» En lo más profundo de la oquedad.

      Siento que las fuerzas se me escapan. Siento que todo intento por continuar adelante es inútil. Nuevamente veo que caigo dentro de un pozo profundo, cuasi sin fondo. Es estrecho y oscuro. Húmedo y solitario. Quiero escapar por todos los medios y salir de ahí, pero de nada sirve. Siento que me ahogo con mis propios llantos. Por mucho que grite, nadie me escucha. A nadie le importa dónde me encuentro. Nadie quiere ayudarme a salir de este oscuro lugar. Y no les culpo, pues es algo que tengo que hacer yo, por mí misma. Y no quiero que nadie venga a rescatarme de este lúgubre lugar. No me lancéis la cuerda, pues me querré ahorcar con él. No me llaméis por mi nombre, pues no os responderé.

     Me hallo en un lugar lejos de todos para poder enfrentarme a mis propios demonios. Las lágrimas que caen por mis mejillas están vacías y mi mirada se encuentra perdida. Mi corazón ya no siente absolutamente nada. Pero aún así, tengo guardado muy dentro de mí una pequeña esperanza. Una pequeña luz que ilumina muy débilmente esta claustrofóbica prisión. 
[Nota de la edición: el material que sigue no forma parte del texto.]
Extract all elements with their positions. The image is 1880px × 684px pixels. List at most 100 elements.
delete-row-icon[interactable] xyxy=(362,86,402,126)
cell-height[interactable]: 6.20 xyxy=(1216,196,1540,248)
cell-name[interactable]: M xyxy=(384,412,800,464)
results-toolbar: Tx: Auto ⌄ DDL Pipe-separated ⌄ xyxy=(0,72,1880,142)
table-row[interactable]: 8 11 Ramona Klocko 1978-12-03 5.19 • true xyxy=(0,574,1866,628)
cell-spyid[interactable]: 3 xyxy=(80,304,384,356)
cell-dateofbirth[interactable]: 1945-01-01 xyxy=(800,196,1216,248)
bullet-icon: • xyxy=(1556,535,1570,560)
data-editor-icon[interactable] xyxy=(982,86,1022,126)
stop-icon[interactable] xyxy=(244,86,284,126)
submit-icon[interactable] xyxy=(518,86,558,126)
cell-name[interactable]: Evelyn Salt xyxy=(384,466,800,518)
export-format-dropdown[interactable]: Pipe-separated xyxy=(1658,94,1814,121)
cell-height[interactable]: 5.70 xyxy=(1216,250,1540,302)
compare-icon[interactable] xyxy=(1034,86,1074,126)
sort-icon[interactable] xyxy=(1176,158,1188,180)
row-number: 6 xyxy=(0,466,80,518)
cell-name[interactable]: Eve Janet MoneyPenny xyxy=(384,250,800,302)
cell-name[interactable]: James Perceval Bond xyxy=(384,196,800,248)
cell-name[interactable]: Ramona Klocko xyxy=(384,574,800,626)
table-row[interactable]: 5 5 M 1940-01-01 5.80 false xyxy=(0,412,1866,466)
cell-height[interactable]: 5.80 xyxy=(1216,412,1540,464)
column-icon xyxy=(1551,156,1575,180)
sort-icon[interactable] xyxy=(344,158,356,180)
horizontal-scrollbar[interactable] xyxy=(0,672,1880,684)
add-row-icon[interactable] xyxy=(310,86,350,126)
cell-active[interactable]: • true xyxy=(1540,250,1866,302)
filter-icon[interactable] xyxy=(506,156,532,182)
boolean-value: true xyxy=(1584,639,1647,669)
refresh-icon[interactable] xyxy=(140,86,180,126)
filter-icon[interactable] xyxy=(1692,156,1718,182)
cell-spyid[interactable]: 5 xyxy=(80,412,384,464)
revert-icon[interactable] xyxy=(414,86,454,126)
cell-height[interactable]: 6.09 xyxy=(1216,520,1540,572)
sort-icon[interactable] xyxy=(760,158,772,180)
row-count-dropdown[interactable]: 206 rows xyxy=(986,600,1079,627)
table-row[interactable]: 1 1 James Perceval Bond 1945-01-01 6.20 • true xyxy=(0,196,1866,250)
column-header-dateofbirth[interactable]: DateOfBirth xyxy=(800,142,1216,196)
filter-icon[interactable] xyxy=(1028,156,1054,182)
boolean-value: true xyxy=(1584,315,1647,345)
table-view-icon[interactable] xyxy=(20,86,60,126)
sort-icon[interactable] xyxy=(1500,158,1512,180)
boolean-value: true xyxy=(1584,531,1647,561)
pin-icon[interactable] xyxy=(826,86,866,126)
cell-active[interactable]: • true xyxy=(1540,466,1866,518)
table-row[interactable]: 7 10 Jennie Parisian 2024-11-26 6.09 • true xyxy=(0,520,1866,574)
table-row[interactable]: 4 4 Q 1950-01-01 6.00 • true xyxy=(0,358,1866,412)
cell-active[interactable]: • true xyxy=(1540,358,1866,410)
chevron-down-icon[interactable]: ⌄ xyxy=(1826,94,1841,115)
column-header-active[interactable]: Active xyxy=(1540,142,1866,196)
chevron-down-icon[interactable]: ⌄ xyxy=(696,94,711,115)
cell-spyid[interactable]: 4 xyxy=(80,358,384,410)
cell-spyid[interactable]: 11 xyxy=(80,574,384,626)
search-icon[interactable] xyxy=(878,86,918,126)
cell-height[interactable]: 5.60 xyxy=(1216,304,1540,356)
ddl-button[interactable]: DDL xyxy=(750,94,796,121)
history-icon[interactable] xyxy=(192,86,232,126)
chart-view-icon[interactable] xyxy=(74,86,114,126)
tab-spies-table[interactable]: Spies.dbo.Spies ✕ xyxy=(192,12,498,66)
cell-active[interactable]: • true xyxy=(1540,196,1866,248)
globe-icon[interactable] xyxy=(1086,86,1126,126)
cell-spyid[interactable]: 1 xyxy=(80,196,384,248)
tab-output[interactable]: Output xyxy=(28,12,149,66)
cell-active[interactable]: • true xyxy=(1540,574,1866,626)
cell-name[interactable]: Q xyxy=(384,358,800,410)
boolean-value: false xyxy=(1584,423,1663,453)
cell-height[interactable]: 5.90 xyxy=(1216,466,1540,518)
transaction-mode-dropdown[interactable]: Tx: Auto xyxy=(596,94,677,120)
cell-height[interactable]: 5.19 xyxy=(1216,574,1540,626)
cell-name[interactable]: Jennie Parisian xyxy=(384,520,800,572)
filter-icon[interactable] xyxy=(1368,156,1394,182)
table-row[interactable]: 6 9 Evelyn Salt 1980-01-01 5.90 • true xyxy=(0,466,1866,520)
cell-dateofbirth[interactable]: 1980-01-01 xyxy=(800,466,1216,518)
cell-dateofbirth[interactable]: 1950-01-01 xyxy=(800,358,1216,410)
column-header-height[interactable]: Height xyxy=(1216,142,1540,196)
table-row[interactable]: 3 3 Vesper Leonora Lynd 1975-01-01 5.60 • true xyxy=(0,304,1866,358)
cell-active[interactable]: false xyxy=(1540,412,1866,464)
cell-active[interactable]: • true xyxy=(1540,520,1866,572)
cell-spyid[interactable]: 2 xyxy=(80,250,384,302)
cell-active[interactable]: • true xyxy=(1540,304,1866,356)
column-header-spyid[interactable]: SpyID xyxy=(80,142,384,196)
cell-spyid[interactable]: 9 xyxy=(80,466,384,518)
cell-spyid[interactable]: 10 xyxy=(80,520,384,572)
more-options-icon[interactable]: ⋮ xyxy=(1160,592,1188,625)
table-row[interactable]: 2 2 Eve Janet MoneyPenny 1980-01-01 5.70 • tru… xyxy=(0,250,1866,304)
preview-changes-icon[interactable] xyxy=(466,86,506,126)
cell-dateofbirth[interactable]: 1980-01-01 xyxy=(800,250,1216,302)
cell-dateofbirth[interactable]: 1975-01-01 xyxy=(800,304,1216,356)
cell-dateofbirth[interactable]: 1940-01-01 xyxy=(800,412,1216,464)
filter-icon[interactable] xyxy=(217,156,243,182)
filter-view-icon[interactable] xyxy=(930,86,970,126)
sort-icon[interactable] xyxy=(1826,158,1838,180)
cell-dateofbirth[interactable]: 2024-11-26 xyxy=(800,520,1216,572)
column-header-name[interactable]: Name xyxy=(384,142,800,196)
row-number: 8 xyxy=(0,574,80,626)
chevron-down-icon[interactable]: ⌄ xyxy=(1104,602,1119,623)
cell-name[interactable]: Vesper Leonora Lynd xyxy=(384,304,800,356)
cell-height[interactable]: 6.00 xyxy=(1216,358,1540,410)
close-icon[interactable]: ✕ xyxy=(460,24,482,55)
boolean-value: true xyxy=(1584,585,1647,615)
     Las fuerzas continúan despojándose de mi cuerpo y mi voluntad de vivir y escaparme de aquí se va consumiendo y muriendo. Sí, así es, no puedo evitar sentirme rota por dentro. Comienzo a sentir el frío helado de este espacio. Quiero y necesito encontrarme a mí misma. 

     A pesar de todo, quiero entender cómo he conseguido caer aquí dentro. ¿Cómo he permitido caer tan fondo en un lugar como este? ¿Dónde ha estado mi verdadera esencia todo este tiempo? ¿Quién me ha robado las sonrisas y la felicidad? ¿Por qué mis ganas de existir disminuyen tanto aquí abajo? Tal vez debería de preguntar nuevas preguntas más adecuadas, como por ejemplo: ¿cómo he permitido llegar aquí? Por mucho que quiera responder mis propias preguntas (porque sé que sólo yo tengo las respuestas), no puedo evitar sentirme paralizada y ausente. Siento que me he perdido en algún lugar antes de caer al pozo. ¿Alguien me habrá robado o tal vez he sido yo misma quien he cruzado las grandes puertas del jardín del Edén y he conseguido así salir de la caja de Pandora?

     Siento que las fuerzas se me escapan. Siento que todo intento por continuar adelante es inútil. Nuevamente veo que caigo dentro de un pozo profundo, cuasi sin fondo. Es estrecho y oscuro. Húmedo y solitario. Es una realidad, pero posiblemente lleve aquí abajo mucho más tiempo del que parece. O puede que siempre estuve aquí abajo y que todo cuanto he experimentado haya sido una ilusión, una mentira, un delirio más producto de mi mente enferma. Suspiro. Suspiro profundo pues me siento impotente por no poder conseguir hallar la solución. Mi esperanza se apaga. Mi luz se muere. Sé que no necesito a nadie. Sé que nadie vendrá a salvarme de esta oquedad. Pero también cabe la posibilidad dentro de mis pensamientos que ese "nadie" es real, es una verdad. Puede que ese "nadie" jamás haya existido...

     Así pues, me encuentro sola en el mundo, completamente sola en un lugar que creía mágico y que no es más que una trampa mortal. Una maldición. Un castigo. Un destino. Incluso ahora, tras haber reflexionado tanto, he llegado a la conclusión que esa cuerda que podría venir de arriba, de la luz, de la superficie en lo más alto del pozo, fuera precisamente para acabar con todo esto. Puede que ahorcándome sea la única salida a esta pesadilla.